How to train your maml – Publishing your work
Before I get into my next post you may have noticed that ML has changed compared with a few weeks ago -the main page previews experiments differently, and the visualization of data has also changed..
One other problem hit me and that was some of the parts of my demo experiment didn’t work or ran really slowly – for example the Sweep Parameter module seems to be really slow now. I did ask about this and apparently it’s not been configured to run as a parallel process. So bear in mind that at the moment MAML is still in preview so it’s going to change and stuff might break. What’s important is that we feed back to the team so we all get the tool we need.
What I want to show in this post is how we can publish the work we have done so far, and because of the time it takes to do a sweep parameters module at the moment I am going to suggest we swap that module out for the train module as my experiment takes 4 mins to run with train compared to 5 hours with sweep! as well as doing this we can now remove the less accurate algorithm (two class logistic regression) and just leave this
such that the train module is set to train against the column Arrdel15 (whether or not the flight is delayed) .
Now we’re ready to publish our experiment and share it with the world but what does that mean exactly?
MAML allows us to expose a trained experiment as a web service so that a transaction can be sent to it for analysis and a score returned to the calling application / web site etc. In our case we could then send an individual flight and relevant weather data and then get back the likelihood that the flight will be delayed. While this may not be a unique feature the ease with which it can be achieved does make the use of MAML even more compelling so lets see how it works..
The first thing we need to do is to define the data inputs and outputs, by right clicking on the right and input and selecting Select as Publish Input and then on the output port Select as Publishing Output. This declares what data needs to be past in and what data we’ll get out of the model when it’s published. We just need to rerun the experiment again and now we’ll see that that option to publish a web service at the bottom of the screen is now enabled..
If we select this option our experiment is published as a draft and we get this screen..
If we click on the test option on the right we can see how this works as we’ll be presented with the input data we need to fill out in order to get a flight delay prediction back..
We can also see how to use the service either in batch or transaction by transaction by clicking on the appropriate API Help page link..
which gives the link and the format of the query we need to pass to our published service as well as links to sample code in C#, Python and R.
However our web service is not yet live in production, it’s just a draft. To put it into production we need to go back to the dashboard for the model and select the Mark as Ready for Production link. We can then add descriptions to the input fields and set the Ready for Production flag to Yes..
where I have properly described what the Carrier ID is and then clicked Save to confirm what I have done.
Having done all of that we now need to go back to the dashboard view and we’ll now get the option to deploy to Production and if we do that we’ll be taken back to the ML Workspace dashboard in the Azure portal where we can create a Production Web Service..

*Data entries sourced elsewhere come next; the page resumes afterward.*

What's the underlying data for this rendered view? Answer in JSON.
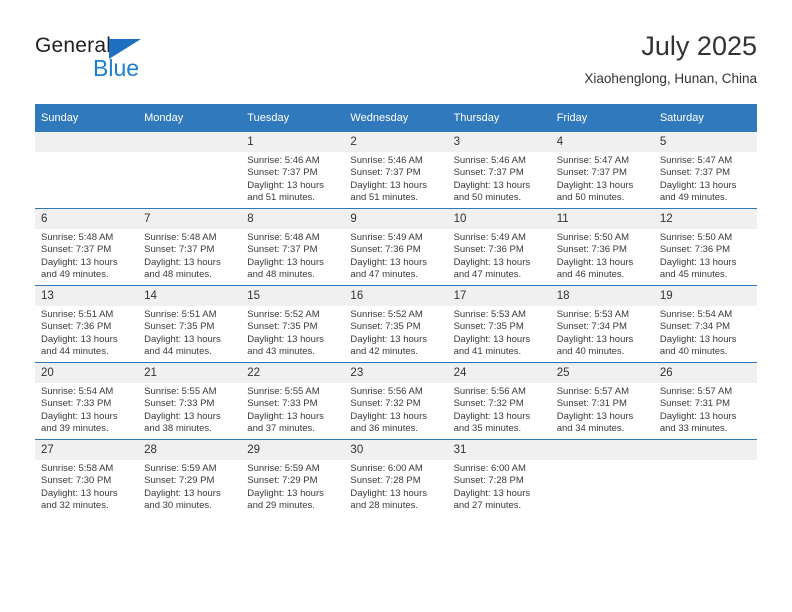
{
  "brand": {
    "name_part1": "General",
    "name_part2": "Blue"
  },
  "header": {
    "month_title": "July 2025",
    "location": "Xiaohenglong, Hunan, China"
  },
  "calendar": {
    "accent_color": "#3179bd",
    "daynum_band_color": "#f0f0f0",
    "weekday_headers": [
      "Sunday",
      "Monday",
      "Tuesday",
      "Wednesday",
      "Thursday",
      "Friday",
      "Saturday"
    ],
    "weeks": [
      [
        {
          "day": "",
          "blank": true
        },
        {
          "day": "",
          "blank": true
        },
        {
          "day": "1",
          "sunrise": "Sunrise: 5:46 AM",
          "sunset": "Sunset: 7:37 PM",
          "daylight": "Daylight: 13 hours and 51 minutes."
        },
        {
          "day": "2",
          "sunrise": "Sunrise: 5:46 AM",
          "sunset": "Sunset: 7:37 PM",
          "daylight": "Daylight: 13 hours and 51 minutes."
        },
        {
          "day": "3",
          "sunrise": "Sunrise: 5:46 AM",
          "sunset": "Sunset: 7:37 PM",
          "daylight": "Daylight: 13 hours and 50 minutes."
        },
        {
          "day": "4",
          "sunrise": "Sunrise: 5:47 AM",
          "sunset": "Sunset: 7:37 PM",
          "daylight": "Daylight: 13 hours and 50 minutes."
        },
        {
          "day": "5",
          "sunrise": "Sunrise: 5:47 AM",
          "sunset": "Sunset: 7:37 PM",
          "daylight": "Daylight: 13 hours and 49 minutes."
        }
      ],
      [
        {
          "day": "6",
          "sunrise": "Sunrise: 5:48 AM",
          "sunset": "Sunset: 7:37 PM",
          "daylight": "Daylight: 13 hours and 49 minutes."
        },
        {
          "day": "7",
          "sunrise": "Sunrise: 5:48 AM",
          "sunset": "Sunset: 7:37 PM",
          "daylight": "Daylight: 13 hours and 48 minutes."
        },
        {
          "day": "8",
          "sunrise": "Sunrise: 5:48 AM",
          "sunset": "Sunset: 7:37 PM",
          "daylight": "Daylight: 13 hours and 48 minutes."
        },
        {
          "day": "9",
          "sunrise": "Sunrise: 5:49 AM",
          "sunset": "Sunset: 7:36 PM",
          "daylight": "Daylight: 13 hours and 47 minutes."
        },
        {
          "day": "10",
          "sunrise": "Sunrise: 5:49 AM",
          "sunset": "Sunset: 7:36 PM",
          "daylight": "Daylight: 13 hours and 47 minutes."
        },
        {
          "day": "11",
          "sunrise": "Sunrise: 5:50 AM",
          "sunset": "Sunset: 7:36 PM",
          "daylight": "Daylight: 13 hours and 46 minutes."
        },
        {
          "day": "12",
          "sunrise": "Sunrise: 5:50 AM",
          "sunset": "Sunset: 7:36 PM",
          "daylight": "Daylight: 13 hours and 45 minutes."
        }
      ],
      [
        {
          "day": "13",
          "sunrise": "Sunrise: 5:51 AM",
          "sunset": "Sunset: 7:36 PM",
          "daylight": "Daylight: 13 hours and 44 minutes."
        },
        {
          "day": "14",
          "sunrise": "Sunrise: 5:51 AM",
          "sunset": "Sunset: 7:35 PM",
          "daylight": "Daylight: 13 hours and 44 minutes."
        },
        {
          "day": "15",
          "sunrise": "Sunrise: 5:52 AM",
          "sunset": "Sunset: 7:35 PM",
          "daylight": "Daylight: 13 hours and 43 minutes."
        },
        {
          "day": "16",
          "sunrise": "Sunrise: 5:52 AM",
          "sunset": "Sunset: 7:35 PM",
          "daylight": "Daylight: 13 hours and 42 minutes."
        },
        {
          "day": "17",
          "sunrise": "Sunrise: 5:53 AM",
          "sunset": "Sunset: 7:35 PM",
          "daylight": "Daylight: 13 hours and 41 minutes."
        },
        {
          "day": "18",
          "sunrise": "Sunrise: 5:53 AM",
          "sunset": "Sunset: 7:34 PM",
          "daylight": "Daylight: 13 hours and 40 minutes."
        },
        {
          "day": "19",
          "sunrise": "Sunrise: 5:54 AM",
          "sunset": "Sunset: 7:34 PM",
          "daylight": "Daylight: 13 hours and 40 minutes."
        }
      ],
      [
        {
          "day": "20",
          "sunrise": "Sunrise: 5:54 AM",
          "sunset": "Sunset: 7:33 PM",
          "daylight": "Daylight: 13 hours and 39 minutes."
        },
        {
          "day": "21",
          "sunrise": "Sunrise: 5:55 AM",
          "sunset": "Sunset: 7:33 PM",
          "daylight": "Daylight: 13 hours and 38 minutes."
        },
        {
          "day": "22",
          "sunrise": "Sunrise: 5:55 AM",
          "sunset": "Sunset: 7:33 PM",
          "daylight": "Daylight: 13 hours and 37 minutes."
        },
        {
          "day": "23",
          "sunrise": "Sunrise: 5:56 AM",
          "sunset": "Sunset: 7:32 PM",
          "daylight": "Daylight: 13 hours and 36 minutes."
        },
        {
          "day": "24",
          "sunrise": "Sunrise: 5:56 AM",
          "sunset": "Sunset: 7:32 PM",
          "daylight": "Daylight: 13 hours and 35 minutes."
        },
        {
          "day": "25",
          "sunrise": "Sunrise: 5:57 AM",
          "sunset": "Sunset: 7:31 PM",
          "daylight": "Daylight: 13 hours and 34 minutes."
        },
        {
          "day": "26",
          "sunrise": "Sunrise: 5:57 AM",
          "sunset": "Sunset: 7:31 PM",
          "daylight": "Daylight: 13 hours and 33 minutes."
        }
      ],
      [
        {
          "day": "27",
          "sunrise": "Sunrise: 5:58 AM",
          "sunset": "Sunset: 7:30 PM",
          "daylight": "Daylight: 13 hours and 32 minutes."
        },
        {
          "day": "28",
          "sunrise": "Sunrise: 5:59 AM",
          "sunset": "Sunset: 7:29 PM",
          "daylight": "Daylight: 13 hours and 30 minutes."
        },
        {
          "day": "29",
          "sunrise": "Sunrise: 5:59 AM",
          "sunset": "Sunset: 7:29 PM",
          "daylight": "Daylight: 13 hours and 29 minutes."
        },
        {
          "day": "30",
          "sunrise": "Sunrise: 6:00 AM",
          "sunset": "Sunset: 7:28 PM",
          "daylight": "Daylight: 13 hours and 28 minutes."
        },
        {
          "day": "31",
          "sunrise": "Sunrise: 6:00 AM",
          "sunset": "Sunset: 7:28 PM",
          "daylight": "Daylight: 13 hours and 27 minutes."
        },
        {
          "day": "",
          "blank": true
        },
        {
          "day": "",
          "blank": true
        }
      ]
    ]
  }
}
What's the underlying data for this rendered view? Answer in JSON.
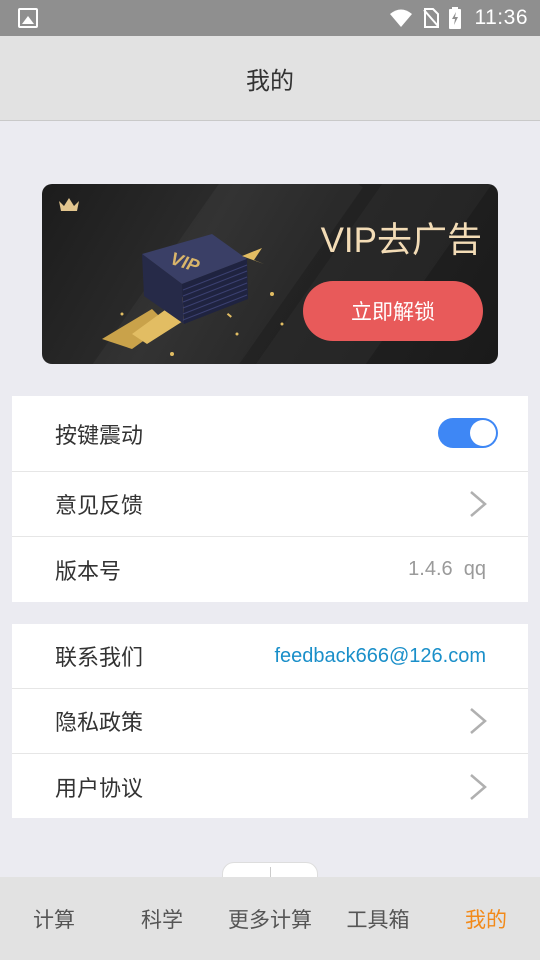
{
  "status_bar": {
    "time": "11:36",
    "icons": [
      "gallery-icon",
      "wifi-icon",
      "no-sim-icon",
      "battery-charging-icon"
    ]
  },
  "header": {
    "title": "我的"
  },
  "vip_banner": {
    "title": "VIP去广告",
    "button_label": "立即解锁",
    "art_text": "VIP",
    "accent_color": "#e85a5a",
    "title_color": "#f3dcb6"
  },
  "settings_group_1": {
    "vibration_label": "按键震动",
    "vibration_enabled": true,
    "feedback_label": "意见反馈",
    "version_label": "版本号",
    "version_value": "1.4.6  qq"
  },
  "settings_group_2": {
    "contact_label": "联系我们",
    "contact_email": "feedback666@126.com",
    "privacy_label": "隐私政策",
    "agreement_label": "用户协议"
  },
  "tabs": [
    {
      "label": "计算",
      "active": false
    },
    {
      "label": "科学",
      "active": false
    },
    {
      "label": "更多计算",
      "active": false
    },
    {
      "label": "工具箱",
      "active": false
    },
    {
      "label": "我的",
      "active": true
    }
  ],
  "colors": {
    "toggle_on": "#3e87f5",
    "tab_active": "#f28a1a",
    "email_link": "#1a8fc9"
  }
}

There is a reason for all of these steps and that is to separate out who does the publishing form the data science guys in a larger team. Once it’s live note that we can see if there are updates available. For example the model might be refined and then marked for publishing again as it is continually refined by the team who create and train experiments.
Now that our web site is in production we get a dashboard to show how it’s being used that’s very similar to other services in Azure like virtual machines and SQL databases..
So that’s a quick run through of an end to end experiment in Azure ML which I hope has aroused your curiosity, however you might be wondering how much this stuff costs and that’s another recent change to the service there is a free standard version that lets you work with data sets of up to 10Gb on a single node server and publish a staging web api just I have done here. Above that is a standard edition which does incur costs which are detailed here. Essentially you pay for every hour you are running experiments and then when you publish you pay per prediction hour and per thousand transactions (currently these are discounted while the service is in preview and are 48p per prediction hour and 12p per thousand predictions).
Couple those prices with the ease of use of the service and I think that MAML will take off even if it existed in isolation. However there are other data services on Azure that have been recently announced like Near Real Time analytics, Storm on HD Insight, Cloudera and Data Factory which I would assert means that Azure is the best place to derive insight from data which by definition is data science.